Monday, August 29, 2011

Web browsers and engines

When programming Web, we need consider cross browsers to make sure the HTML/CSS/Javascript codes work well in different Web browsers. As of today, the most popular web browsers are Internet Explorer, Firefox, Google Chrome, Safari, and Opera.

Web browser has an engine to take marked up content (such as HTML, XML, image files, etc.) and formatting information (such as CSS, XSL, etc.) and displays the formatted content on the screen. (for data and view) This engine is also called sometimes called layout engine or rendering engine.

  1. Internet Explorer 9 uses Trident
  2. Firefox uses Gecko
  3. Chrome uses WebKit
  4. Safari uses WebKit
  5. Opera uses Presto

Apart from layout engine, Web browser also needs a javascript engine to execute javascript (for actions).  Most new javascript engines have JIT compiler for better performance (See SunSpider for benchmark data)

  1. Chakra: A new IE JScript engine used in Internet Explorer 9. It was first previewed at MIX 10 as part of the Internet Explorer Platform Preview.
  2. SpiderMonkey: A JavaScript engine in Mozilla Gecko applications, including Firefox. The engine has two types of JIT compilers, that are sometimes referred to as J├ĄgerMonkey or TraceMonkey.
  3. V8: A JavaScript engine used in Google Chrome.
  4. SquirrelFish: The JavaScript engine for Apple Inc.'s WebKit.
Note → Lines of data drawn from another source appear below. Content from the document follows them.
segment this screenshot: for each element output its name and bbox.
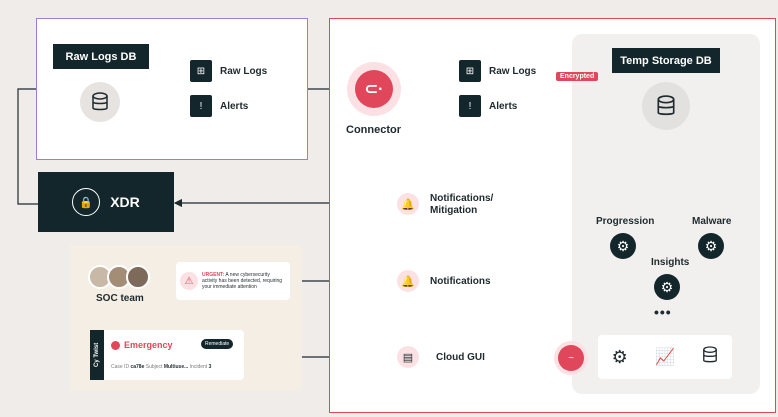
database-icon (702, 345, 718, 369)
chart-icon: 📈 (655, 349, 676, 366)
emergency-title: Emergency (124, 340, 173, 350)
insights-label: Insights (651, 257, 690, 268)
xdr-block: 🔒 XDR (38, 172, 174, 232)
raw-logs-label-left: Raw Logs (220, 66, 268, 77)
raw-logs-icon: ⊞ (190, 60, 212, 82)
soc-team-label: SOC team (96, 293, 144, 304)
hub-icon: ~ (558, 345, 584, 371)
alert-icon: ! (190, 95, 212, 117)
urgent-prefix: URGENT: (202, 272, 225, 278)
emergency-meta: Case ID ca78e Subject Multiuse... Incide… (111, 364, 211, 370)
notifications-label: Notifications (430, 276, 491, 287)
incident-value: 3 (208, 364, 212, 370)
cloud-gui-label: Cloud GUI (436, 352, 485, 363)
progression-label: Progression (596, 216, 655, 227)
alerts-label-mid: Alerts (489, 101, 518, 112)
urgent-alert-text: URGENT: A new cybersecurity activity has… (202, 272, 286, 290)
source-environment-box (36, 18, 308, 160)
raw-logs-icon: ⊞ (459, 60, 481, 82)
brand-strip: Cy Twist (90, 330, 104, 380)
subject-value: Multiuse... (163, 364, 189, 370)
malware-label: Malware (692, 216, 732, 227)
connector-label: Connector (346, 124, 401, 136)
warning-icon: ⚠ (180, 272, 198, 290)
avatar (126, 265, 150, 289)
alerts-label-left: Alerts (220, 101, 249, 112)
gear-icon: ⚙ (611, 346, 628, 367)
bell-icon: 🔔 (397, 193, 419, 215)
remediate-button[interactable]: Remediate (201, 339, 234, 349)
notif-mitigation-line-1: Notifications/ (430, 193, 494, 204)
soc-team-avatars (88, 265, 150, 289)
shield-lock-icon: 🔒 (72, 188, 101, 216)
encrypted-tag: Encrypted (556, 72, 599, 81)
raw-logs-label-mid: Raw Logs (489, 66, 537, 77)
database-icon (80, 82, 120, 122)
incident-label: Incident (189, 364, 208, 370)
connector-icon: ⊂· (347, 62, 401, 116)
gui-icon: ▤ (397, 346, 419, 368)
xdr-label: XDR (110, 194, 140, 210)
case-id-label: Case ID (111, 364, 130, 370)
urgent-message: A new cybersecurity activity has been de… (202, 272, 283, 290)
gear-icon: ⚙ (654, 274, 680, 300)
notif-mitigation-line-2: Mitigation (430, 205, 478, 216)
raw-logs-db-title: Raw Logs DB (53, 44, 149, 69)
temp-storage-title: Temp Storage DB (612, 48, 720, 73)
urgent-alert-popup: ⚠ URGENT: A new cybersecurity activity h… (176, 262, 290, 300)
notif-mitigation-label: Notifications/ Mitigation (430, 193, 493, 217)
case-id-value: ca78e (130, 364, 145, 370)
alert-icon: ! (459, 95, 481, 117)
emergency-card (90, 330, 244, 380)
emergency-dot-icon (111, 341, 120, 350)
subject-label: Subject (145, 364, 163, 370)
more-dots: ••• (654, 304, 672, 320)
bell-icon: 🔔 (397, 270, 419, 292)
tools-strip: ⚙ 📈 (598, 335, 732, 379)
gear-icon: ⚙ (610, 233, 636, 259)
gear-icon: ⚙ (698, 233, 724, 259)
database-icon (642, 82, 690, 130)
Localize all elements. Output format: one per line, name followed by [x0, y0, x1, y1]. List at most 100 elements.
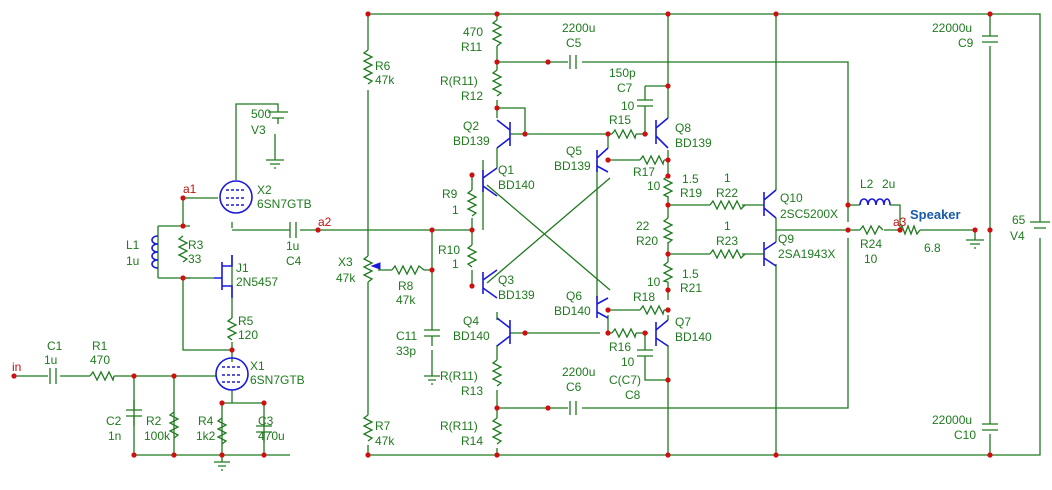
label-Q6-val: BD140 [554, 304, 591, 318]
label-R6-val: 47k [375, 73, 395, 87]
label-X3-val: 47k [336, 271, 356, 285]
R4-symbol [216, 417, 228, 445]
speaker-value: 6.8 [924, 241, 941, 255]
speaker-title: Speaker [910, 207, 961, 222]
label-C4-ref: C4 [286, 254, 302, 268]
label-R11-val: 470 [463, 25, 483, 39]
label-R19-ref: R19 [680, 186, 702, 200]
label-R16-ref: R16 [609, 340, 631, 354]
label-C8-val: C(C7) [609, 373, 641, 387]
label-Q1-val: BD140 [498, 178, 535, 192]
label-C2-ref: C2 [106, 414, 122, 428]
label-R8-ref: R8 [398, 279, 414, 293]
label-C11-val: 33p [396, 344, 416, 358]
label-R19-val: 1.5 [682, 172, 699, 186]
label-Q10-val: 2SC5200X [780, 207, 838, 221]
R17-symbol [639, 154, 665, 166]
label-R20-val: 22 [636, 219, 650, 233]
label-R17-val: 10 [647, 179, 661, 193]
R18-symbol [639, 304, 665, 316]
R22-symbol [709, 199, 746, 211]
label-C6-ref: C6 [566, 380, 582, 394]
speaker-symbol [899, 224, 921, 236]
Q5-symbol [596, 147, 609, 173]
tubes [215, 180, 253, 391]
label-Q6-ref: Q6 [566, 289, 582, 303]
C7-symbol [637, 99, 653, 115]
X3-wiper [370, 262, 381, 270]
label-R5-val: 120 [238, 328, 258, 342]
label-C3-val: 470u [258, 429, 285, 443]
label-C1-ref: C1 [47, 339, 63, 353]
label-Q5-ref: Q5 [566, 144, 582, 158]
R3-symbol [177, 235, 189, 263]
resistors [89, 19, 921, 445]
C3-symbol [256, 418, 272, 442]
V3-symbol [268, 111, 288, 124]
label-R18-val: 10 [647, 275, 661, 289]
label-C7-ref: C7 [617, 81, 633, 95]
label-R4-val: 1k2 [196, 429, 216, 443]
label-J1-val: 2N5457 [236, 275, 278, 289]
C9-symbol [982, 35, 998, 43]
label-C11-ref: C11 [396, 329, 417, 343]
label-Q2-ref: Q2 [463, 119, 479, 133]
label-C2-val: 1n [108, 429, 121, 443]
Q3-symbol [482, 269, 498, 299]
Q1-symbol [482, 167, 498, 197]
label-C5-val: 2200u [562, 21, 595, 35]
R2-symbol [168, 411, 180, 439]
label-L2-ref: L2 [860, 177, 874, 191]
label-L1-ref: L1 [126, 238, 140, 252]
label-R16-val: 10 [621, 355, 635, 369]
R7-symbol [362, 414, 374, 442]
label-C1-val: 1u [44, 353, 57, 367]
label-Q9-ref: Q9 [778, 232, 794, 246]
ground-v3 [266, 159, 284, 169]
label-R7-ref: R7 [375, 419, 391, 433]
label-R18-ref: R18 [633, 290, 655, 304]
label-Q8-val: BD139 [675, 136, 712, 150]
label-R8-val: 47k [396, 293, 416, 307]
R1-symbol [89, 370, 115, 382]
Q9-symbol [763, 241, 777, 267]
R24-symbol [859, 224, 884, 236]
label-R1-val: 470 [90, 353, 110, 367]
R14-symbol [491, 417, 503, 445]
junctions [11, 11, 993, 458]
label-R6-ref: R6 [375, 59, 391, 73]
label-R20-ref: R20 [636, 234, 658, 248]
label-R23-ref: R23 [716, 234, 738, 248]
ground-speaker [966, 239, 984, 249]
label-C3-ref: C3 [258, 414, 274, 428]
label-R3-ref: R3 [188, 238, 204, 252]
label-R7-val: 47k [375, 434, 395, 448]
label-R11-ref: R11 [461, 40, 482, 54]
C4-symbol [289, 222, 297, 238]
label-X2-val: 6SN7GTB [257, 197, 312, 211]
R5-symbol [226, 317, 238, 341]
R6-symbol [362, 49, 374, 85]
label-R13-val: R(R11) [440, 369, 478, 383]
label-C5-ref: C5 [566, 36, 582, 50]
label-Q8-ref: Q8 [675, 121, 691, 135]
grounds [214, 159, 984, 471]
label-R4-ref: R4 [198, 414, 214, 428]
label-R24-ref: R24 [860, 237, 882, 251]
R19-symbol [662, 175, 674, 198]
label-Q10-ref: Q10 [780, 191, 803, 205]
R21-symbol [662, 261, 674, 283]
label-R22-val: 1 [724, 171, 731, 185]
net-a3: a3 [893, 215, 907, 229]
C11-symbol [424, 329, 440, 346]
net-in: in [12, 360, 21, 374]
transistors [214, 117, 777, 347]
R12-symbol [491, 69, 503, 97]
C10-symbol [982, 423, 998, 431]
R9-symbol [466, 189, 478, 217]
ground-c11 [424, 375, 440, 385]
label-R24-val: 10 [864, 252, 878, 266]
label-X3-ref: X3 [338, 255, 353, 269]
label-X2-ref: X2 [257, 183, 272, 197]
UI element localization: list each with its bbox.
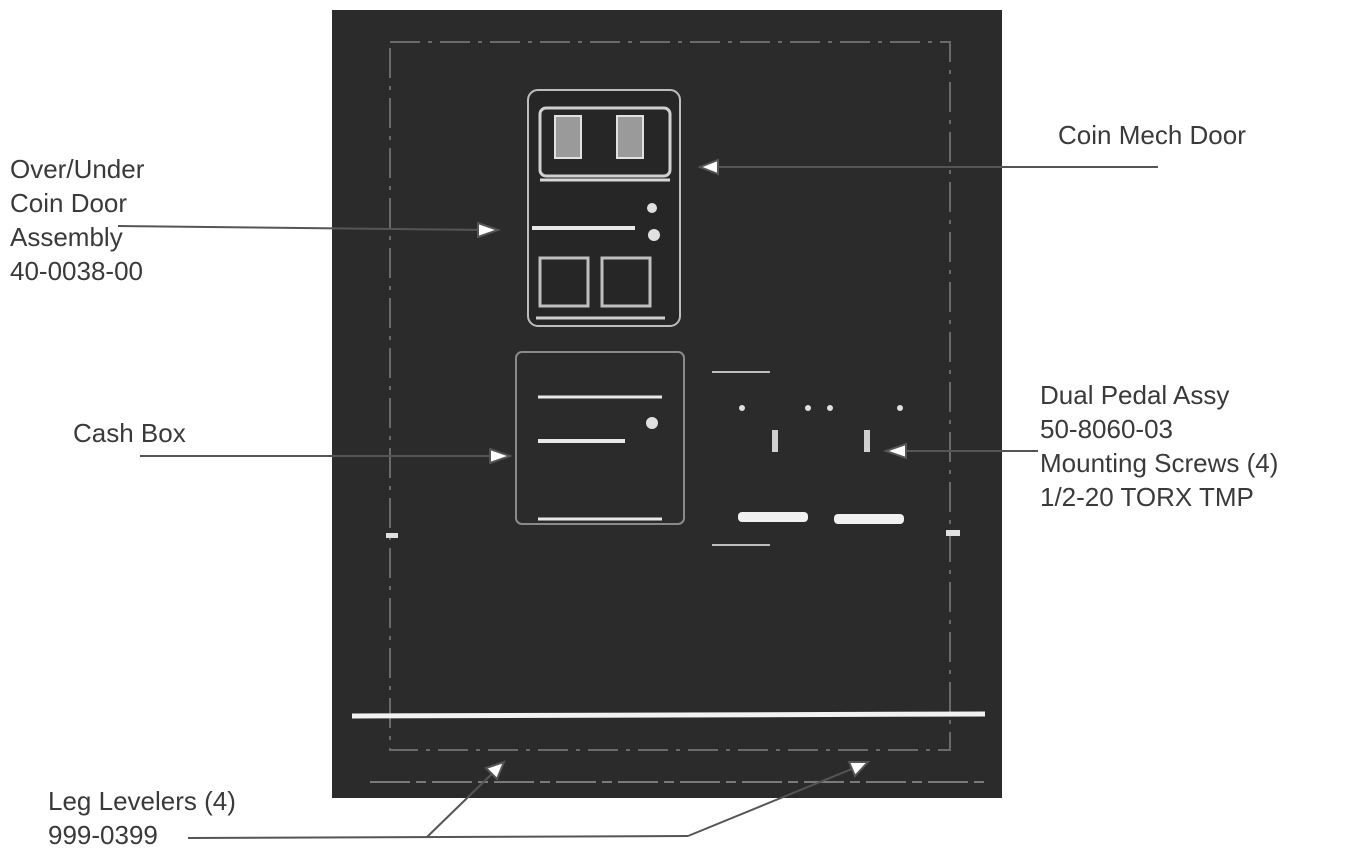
coin-mech-door-label: Coin Mech Door [1058,118,1246,152]
cash-box-label: Cash Box [73,416,186,450]
leg-levelers-line-1: Leg Levelers (4) [48,784,236,818]
over-under-line-4: 40-0038-00 [10,254,144,288]
pedal-left [738,512,808,522]
pedal-screw-right [864,430,870,452]
pedal-screw-left [772,430,778,452]
over-under-line-2: Coin Door [10,186,144,220]
leg-levelers-leader [188,836,688,838]
leg-levelers-line-2: 999-0399 [48,818,236,852]
cash-box-text: Cash Box [73,416,186,450]
dual-pedal-line-2: 50-8060-03 [1040,412,1278,446]
dual-pedal-line-3: Mounting Screws (4) [1040,446,1278,480]
cabinet-base-bar [352,714,985,716]
over-under-line-1: Over/Under [10,152,144,186]
over-under-coin-door-label: Over/Under Coin Door Assembly 40-0038-00 [10,152,144,288]
dual-pedal-line-4: 1/2-20 TORX TMP [1040,480,1278,514]
pedal-right [834,514,904,524]
leg-levelers-label: Leg Levelers (4) 999-0399 [48,784,236,852]
cash-box-lock [646,417,658,429]
over-under-line-3: Assembly [10,220,144,254]
coin-mech-door-text: Coin Mech Door [1058,118,1246,152]
dual-pedal-assy-label: Dual Pedal Assy 50-8060-03 Mounting Scre… [1040,378,1278,514]
coin-door-lock [647,203,657,213]
dual-pedal-line-1: Dual Pedal Assy [1040,378,1278,412]
coin-door-outline [528,90,680,326]
coin-slot-right [617,116,643,158]
coin-slot-left [555,116,581,158]
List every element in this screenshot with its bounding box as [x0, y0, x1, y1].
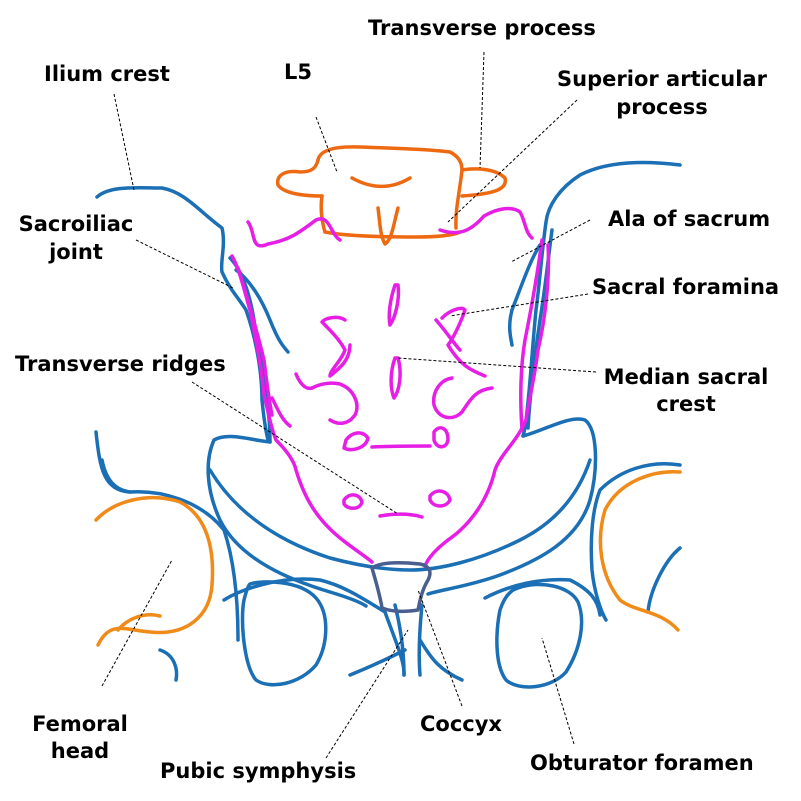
label-ala-of-sacrum: Ala of sacrum — [608, 207, 770, 231]
label-pubic-symphysis: Pubic symphysis — [160, 759, 356, 783]
foramen-l2-line — [294, 372, 314, 391]
coccyx-shape — [370, 561, 432, 614]
label-ilium-crest: Ilium crest — [44, 62, 170, 86]
leader-coccyx — [417, 589, 463, 707]
label-sacroiliac-1: Sacroiliac — [19, 212, 134, 236]
label-median-sacral-1: Median sacral — [604, 365, 769, 389]
leader-ilium-crest — [113, 93, 135, 191]
label-superior-articular-2: process — [616, 95, 708, 119]
l5-spinous-arc — [350, 176, 412, 188]
leader-transverse-process — [479, 51, 485, 169]
right-pubic-ramus — [483, 577, 602, 617]
left-acetabulum — [94, 430, 240, 642]
l5-bottom — [323, 230, 462, 239]
label-femoral-head-2: head — [51, 739, 109, 763]
left-femoral-head-inner — [116, 613, 162, 632]
right-pubic-lower — [418, 638, 464, 682]
pelvic-brim-left — [206, 434, 368, 608]
l5-spinous-process — [376, 206, 400, 246]
left-femoral-head — [94, 495, 215, 647]
labels: Transverse process L5 Ilium crest Superi… — [15, 16, 779, 783]
label-transverse-ridges: Transverse ridges — [15, 352, 226, 376]
transverse-ridge-2 — [378, 512, 424, 519]
l5-left-transverse — [276, 158, 324, 198]
label-coccyx: Coccyx — [420, 712, 502, 736]
median-crest-2 — [389, 356, 402, 400]
sacrum-top-right — [438, 206, 534, 240]
lesser-pelvis-curve — [208, 458, 592, 572]
l5-left-side — [319, 194, 327, 234]
leader-lines — [101, 51, 597, 759]
left-lower-ilium — [100, 458, 132, 494]
right-femur-line — [646, 546, 682, 614]
foramen-r1-line — [434, 318, 462, 352]
sacrum-left-border — [236, 266, 274, 417]
median-crest-1 — [387, 283, 401, 327]
sacrum-top-left — [246, 217, 342, 248]
left-pubic-lower — [348, 648, 407, 677]
label-femoral-head-1: Femoral — [32, 712, 128, 736]
foramen-r3 — [432, 426, 450, 449]
foramen-l1 — [320, 315, 352, 378]
leader-superior-articular — [447, 99, 578, 223]
foramen-l3 — [342, 431, 370, 452]
leader-obturator — [541, 637, 575, 745]
leader-median-crest — [397, 357, 597, 373]
label-median-sacral-2: crest — [656, 392, 716, 416]
leader-l5 — [315, 116, 338, 173]
leader-sacroiliac — [135, 239, 234, 289]
leader-transverse-ridges — [191, 381, 399, 515]
label-superior-articular-1: Superior articular — [557, 67, 768, 91]
foramen-r2 — [431, 376, 494, 420]
label-transverse-process: Transverse process — [368, 16, 596, 40]
foramen-r4 — [428, 489, 452, 508]
right-femoral-head — [598, 470, 682, 632]
left-obturator-foramen — [240, 580, 328, 687]
transverse-ridge-3 — [270, 396, 292, 428]
femoral-heads — [94, 470, 682, 647]
leader-foramina — [449, 293, 589, 317]
sacrum-left-wing — [230, 254, 374, 564]
transverse-ridge-1 — [370, 444, 432, 449]
left-femur-line — [158, 648, 179, 682]
left-sacroiliac-blue — [234, 268, 290, 354]
symphysis-right-line — [417, 603, 424, 677]
label-sacral-foramina: Sacral foramina — [592, 275, 779, 299]
right-obturator-foramen — [495, 582, 584, 689]
l5-right-transverse — [460, 167, 507, 198]
label-l5: L5 — [284, 60, 312, 84]
foramen-r1 — [440, 306, 487, 378]
sacrum-right-border — [519, 238, 544, 432]
right-sacroiliac-blue — [507, 243, 542, 347]
right-acetabulum — [589, 462, 682, 622]
left-pubic-ramus — [222, 577, 406, 677]
foramen-l2 — [310, 381, 359, 426]
label-obturator-foramen: Obturator foramen — [530, 751, 754, 775]
pelvic-brim-right — [426, 417, 598, 596]
l5-body — [316, 145, 464, 230]
foramen-l4 — [342, 493, 364, 510]
sacrum — [230, 206, 551, 568]
leader-femoral-head — [101, 559, 173, 687]
sacrum-right-wing — [423, 243, 551, 568]
label-sacroiliac-2: joint — [48, 240, 103, 264]
left-ilium-outer — [95, 185, 270, 442]
leader-pubic-symphysis — [325, 629, 409, 759]
l5-vertebra — [276, 145, 507, 246]
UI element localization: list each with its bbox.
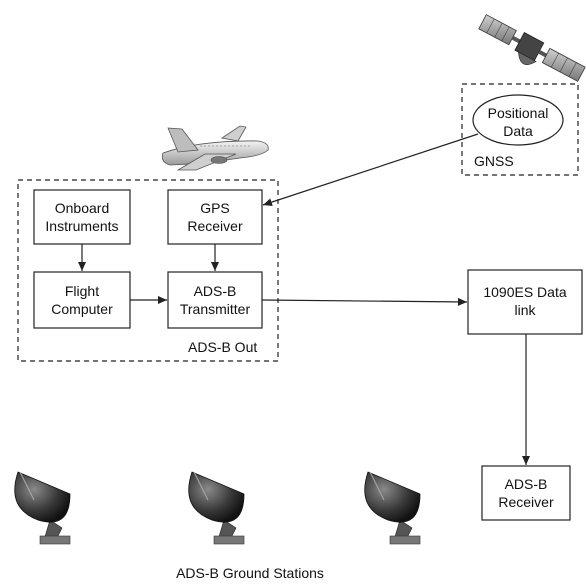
onboard-label-2: Instruments bbox=[45, 218, 118, 234]
ads-b-transmitter-node bbox=[167, 271, 263, 329]
datalink-label-2: link bbox=[514, 302, 536, 318]
satellite-icon bbox=[478, 14, 586, 82]
datalink-node bbox=[467, 269, 583, 335]
gnss-label: GNSS bbox=[474, 153, 514, 169]
onboard-instruments-node bbox=[33, 189, 131, 245]
positional-data-label-1: Positional bbox=[488, 105, 549, 121]
dish-icon bbox=[364, 471, 421, 545]
gps-receiver-node bbox=[167, 189, 263, 245]
airplane-icon bbox=[161, 125, 269, 171]
gnss-group bbox=[461, 83, 579, 176]
gps-label-1: GPS bbox=[200, 200, 230, 216]
ads-b-out-label: ADS-B Out bbox=[188, 339, 257, 355]
ads-b-receiver-node bbox=[481, 465, 571, 521]
ads-b-out-group bbox=[17, 179, 279, 362]
positional-data-label-2: Data bbox=[503, 123, 533, 139]
flight-label-2: Computer bbox=[51, 301, 113, 317]
datalink-label-1: 1090ES Data bbox=[483, 284, 566, 300]
receiver-label-1: ADS-B bbox=[505, 476, 548, 492]
dish-icon bbox=[14, 471, 71, 545]
flight-computer-node bbox=[33, 271, 131, 329]
receiver-label-2: Receiver bbox=[498, 494, 554, 510]
ground-stations-label: ADS-B Ground Stations bbox=[176, 565, 324, 581]
transmitter-label-1: ADS-B bbox=[194, 283, 237, 299]
transmitter-label-2: Transmitter bbox=[180, 301, 251, 317]
gps-label-2: Receiver bbox=[187, 218, 243, 234]
arrow-transmitter-to-datalink bbox=[261, 297, 468, 306]
onboard-label-1: Onboard bbox=[55, 200, 109, 216]
dish-icon bbox=[188, 471, 245, 545]
arrow-positional-to-gps bbox=[262, 133, 479, 206]
positional-data-node bbox=[472, 94, 564, 146]
flight-label-1: Flight bbox=[65, 283, 99, 299]
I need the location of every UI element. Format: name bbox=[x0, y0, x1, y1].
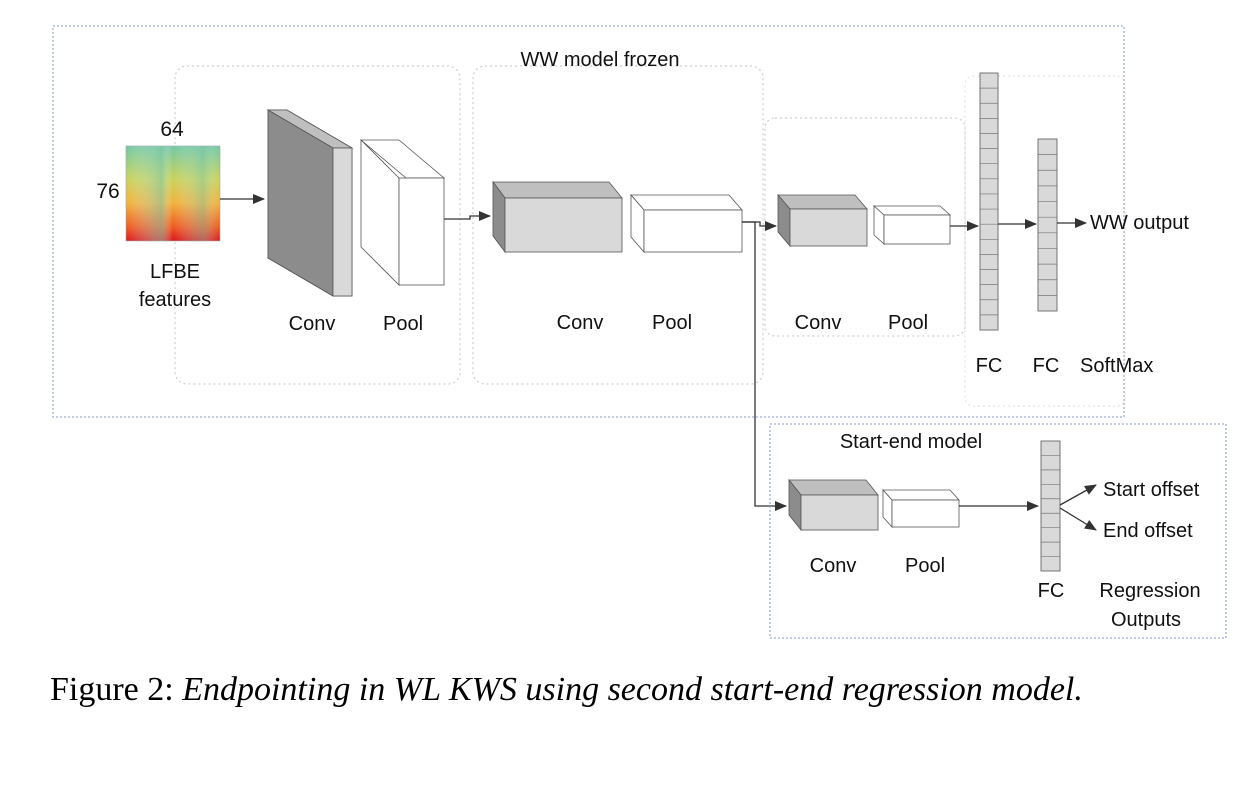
start-end-fc-layer bbox=[1040, 440, 1061, 572]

Also known as Nitro.(JavascriptCore)
  5. Carakan: A JavaScript engine developed by Opera Software ASA, included in the 10.50 release of the Opera web browser.

In my mind, new Web browsers are getting faster, and Web development is more focusing on framework, pattern and productivity. We are moving to HTML5, Javascript (latest version 1.8.5) and CSS3, and expecting to see less difference across these browsers. A new Web era is coming.